There’s a certain process to logo design, it is a well established format that has been used for many, many years. We do our best to educate each client on the process and the expected results. Whilst we recognise that each client is different and not every logo design will follow set rules. In quick succession we have had two very different customers and this makes an interesting story.
A logo design needs a brief from the client, a new business owner will normally have a good idea of the ethos of their business, have an idea of what they like and dislike and finally have a fully formed concept of their business. If they are uncertain, we ask a range of questions which sometimes proves difficult to answer. But no need to worry here as there is a simple briefing guide that you can use to focus your mind on what is important. Get it here:- Download PDF here↯.
So The Tale of Two Logos begins!
1. BRIEF TAKING STAGE
Client A had specific ideas of what they wanted, in fact almost spelt out in detail their vision for the logo. Two people in our studio were briefed ready to get to work.
Client B also had a good brief, knew to a degree what they wanted, but were open to other ideas and did not want to constrain us too tightly.
NOTE: A logo can be over-briefed and under-briefed, ideally there needs to be scope for the designer to develop ideas.
2. RESEARCH AND THINKING
For both logos, as with all logos, we do a lot of groundwork to be sure that we come up with something unique within the brief. We research their competition, think about typography to fit with their business style and finally put pencil to paper.
3. SKETCHES AND DIGITISATION
We move away from the computer and get our pencils out! We draw up unique ideas and create icons, shapes and graphic devices to give a visual message about the business. By the time we have sketched out ideas a few hours have gone by.

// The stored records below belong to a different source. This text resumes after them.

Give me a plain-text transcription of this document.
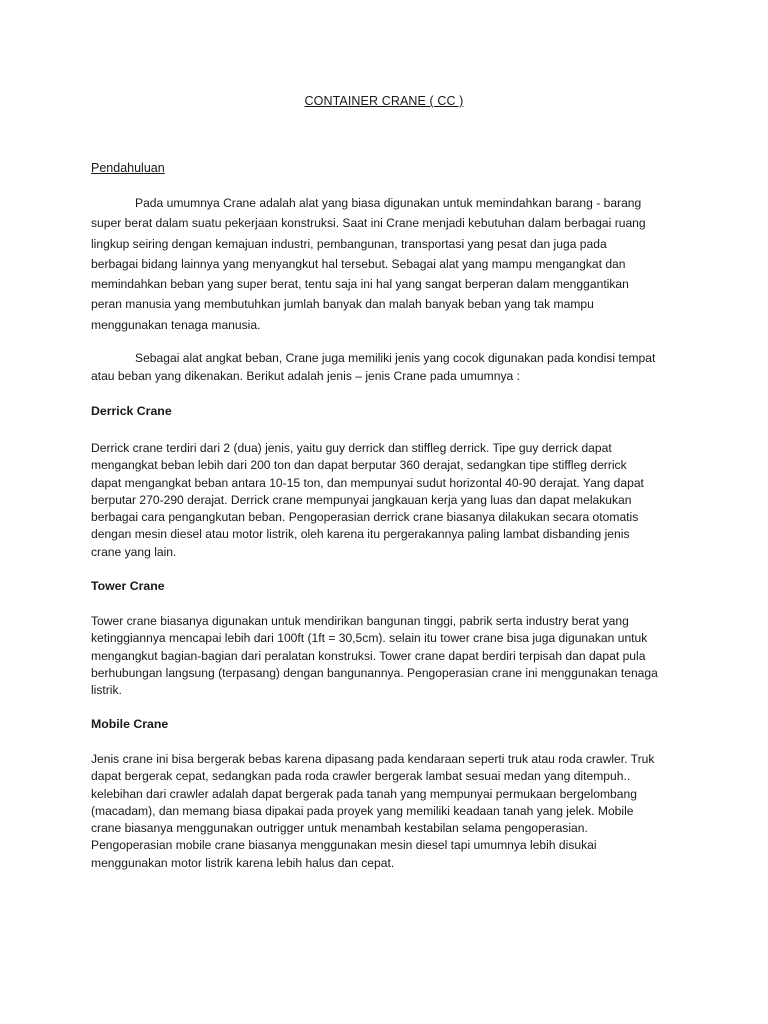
CONTAINER CRANE ( CC )
Pendahuluan
Pada umumnya Crane adalah alat yang biasa digunakan untuk memindahkan barang - barang
super berat dalam suatu pekerjaan konstruksi. Saat ini Crane menjadi kebutuhan dalam berbagai ruang
lingkup seiring dengan kemajuan industri, pembangunan, transportasi yang pesat dan juga pada
berbagai bidang lainnya yang menyangkut hal tersebut. Sebagai alat yang mampu mengangkat dan
memindahkan beban yang super berat, tentu saja ini hal yang sangat berperan dalam menggantikan
peran manusia yang membutuhkan jumlah banyak dan malah banyak beban yang tak mampu
menggunakan tenaga manusia.
Sebagai alat angkat beban, Crane juga memiliki jenis yang cocok digunakan pada kondisi tempat
atau beban yang dikenakan. Berikut adalah jenis – jenis Crane pada umumnya :
Derrick Crane
Derrick crane terdiri dari 2 (dua) jenis, yaitu guy derrick dan stiffleg derrick. Tipe guy derrick dapat
mengangkat beban lebih dari 200 ton dan dapat berputar 360 derajat, sedangkan tipe stiffleg derrick
dapat mengangkat beban antara 10-15 ton, dan mempunyai sudut horizontal 40-90 derajat. Yang dapat
berputar 270-290 derajat. Derrick crane mempunyai jangkauan kerja yang luas dan dapat melakukan
berbagai cara pengangkutan beban. Pengoperasian derrick crane biasanya dilakukan secara otomatis
dengan mesin diesel atau motor listrik, oleh karena itu pergerakannya paling lambat disbanding jenis
crane yang lain.
Tower Crane
Tower crane biasanya digunakan untuk mendirikan bangunan tinggi, pabrik serta industry berat yang
ketinggiannya mencapai lebih dari 100ft (1ft = 30,5cm). selain itu tower crane bisa juga digunakan untuk
mengangkut bagian-bagian dari peralatan konstruksi. Tower crane dapat berdiri terpisah dan dapat pula
berhubungan langsung (terpasang) dengan bangunannya. Pengoperasian crane ini menggunakan tenaga
listrik.
Mobile Crane
Jenis crane ini bisa bergerak bebas karena dipasang pada kendaraan seperti truk atau roda crawler. Truk
dapat bergerak cepat, sedangkan pada roda crawler bergerak lambat sesuai medan yang ditempuh..
kelebihan dari crawler adalah dapat bergerak pada tanah yang mempunyai permukaan bergelombang
(macadam), dan memang biasa dipakai pada proyek yang memiliki keadaan tanah yang jelek. Mobile
crane biasanya menggunakan outrigger untuk menambah kestabilan selama pengoperasian.
Pengoperasian mobile crane biasanya menggunakan mesin diesel tapi umumnya lebih disukai
menggunakan motor listrik karena lebih halus dan cepat.
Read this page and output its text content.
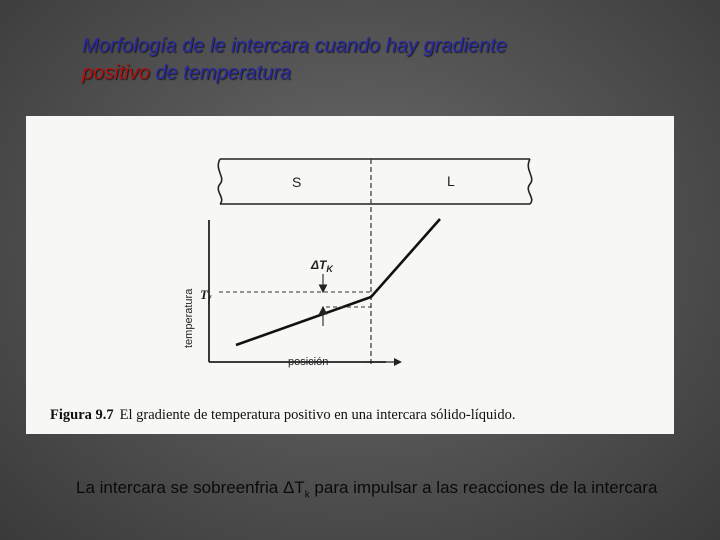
Morfología de le intercara cuando hay gradiente
positivo de temperatura
S	L
temperatura
posición
$\Delta T_K$
$T_f$
Figura 9.7 El gradiente de temperatura positivo en una intercara sólido-líquido.

La intercara se sobreenfria $\Delta T_k$ para impulsar a las reacciones de la intercara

4. FIRST DRAFT SUBMISSIONS
The sketches get digitised and more ideas may be explored and worked up into vector format. Logo design is always created in vector format at the outset, this is to ensure easy adjustments and to enable a crisp, scaleable, clearly defined logo. The key to good logo design is to simplify, hone the parts down to the bare minimum to give as strong a result as possible. Sometimes the brief may dictate a more complex idea, we work to that too, but will endeavour to keep the ideas as simple as possible.
5. FIRST DRAFT FEEDBACK
This is the most crucial part of the process! Our clients get provided with approximately five design solutions all referencing their brief. We may explore alternative ideas or a new angle, but everything is open for discussion. Normally, a phone call takes place and the merits of the logos are discussed. A client may not like any of the ideas, but when asked why, they realise the reason they may not like something is down to something very minor which can be changed very easily. Others may love all of them and be undecided which to go for – but most often there is one or two that stand out that can be taken forward.
NOTE: A logo design is teamwork between designer and client. After all, it is your business the designer is trying to capture in one simple image.
What happened next with the two clients is worth noting…
Client A disliked everything, but did not give any objective reasoning, in fact refused to speak on the phone. I am 99% certain that a phone call would have got to the bottom of what was missing. I have turned around logos before when the client simply misses the point, but if you cannot speak, there is not much hope to rectify the situation.
Client B liked most of the designs, and was particularly grabbed by one. After a phone call I was able to give depth to the design ideas and improve the chosen logo. Talking things through is always good as detail can be agreed and refinements made. Most of our logos follow this pattern.
6. FIRST ITERATIONS
Refinements are made to the favoured logos and at this stage colour is usually introduced. Once one or two of the most favourable logos are fine-tuned, they begin to take on their own personality and move towards representing the business in the way the client wants. it is good for the client to listen to the designer as you may get a little carried away, or have seen something online that we are trying to avoid getting too close to.
7. SECOND ITERATIONS
Final tweaks are made and a colour scheme agreed upon, normally taking the design to a professionally polished result. A logo design should endeavour to aim for longevity, it should be S.M.A.R.T:
Check out Logo Design Principles here by Paul Rand of Logo Geek.
8. THE RESULTS
Client A walked off and asked someone else to have a go at the logo. I don’t believe another designer has managed to achieve the right result as it would have been better to rethink and change the brief. If a brief changes, which it has done with another client, the client can end up with a logo that is a far better design than the original brief dictated. It’s a shame the client did not feel able to reassess their brand identity, read the quotation properly and get a grip of the work involved.
Client B has a unique logo that has a strong identity, is not close to anything else – but then the subject matter has not been tackled very well by anyone else.
NOTE: Logo design is going to be about a day’s work, minimum. Be prepared to pay a good designer for their time to work through ideas, allow thinking time and allow the brief some scope.
BUT WE STILL LOVE LOGO DESIGN!
It’s rare to fail, but fortunately 99% of our logo projects do as Client B.
Logo design needs the client and the designer to work through ideas and to change direction if the original ideas and brief are not right for the business.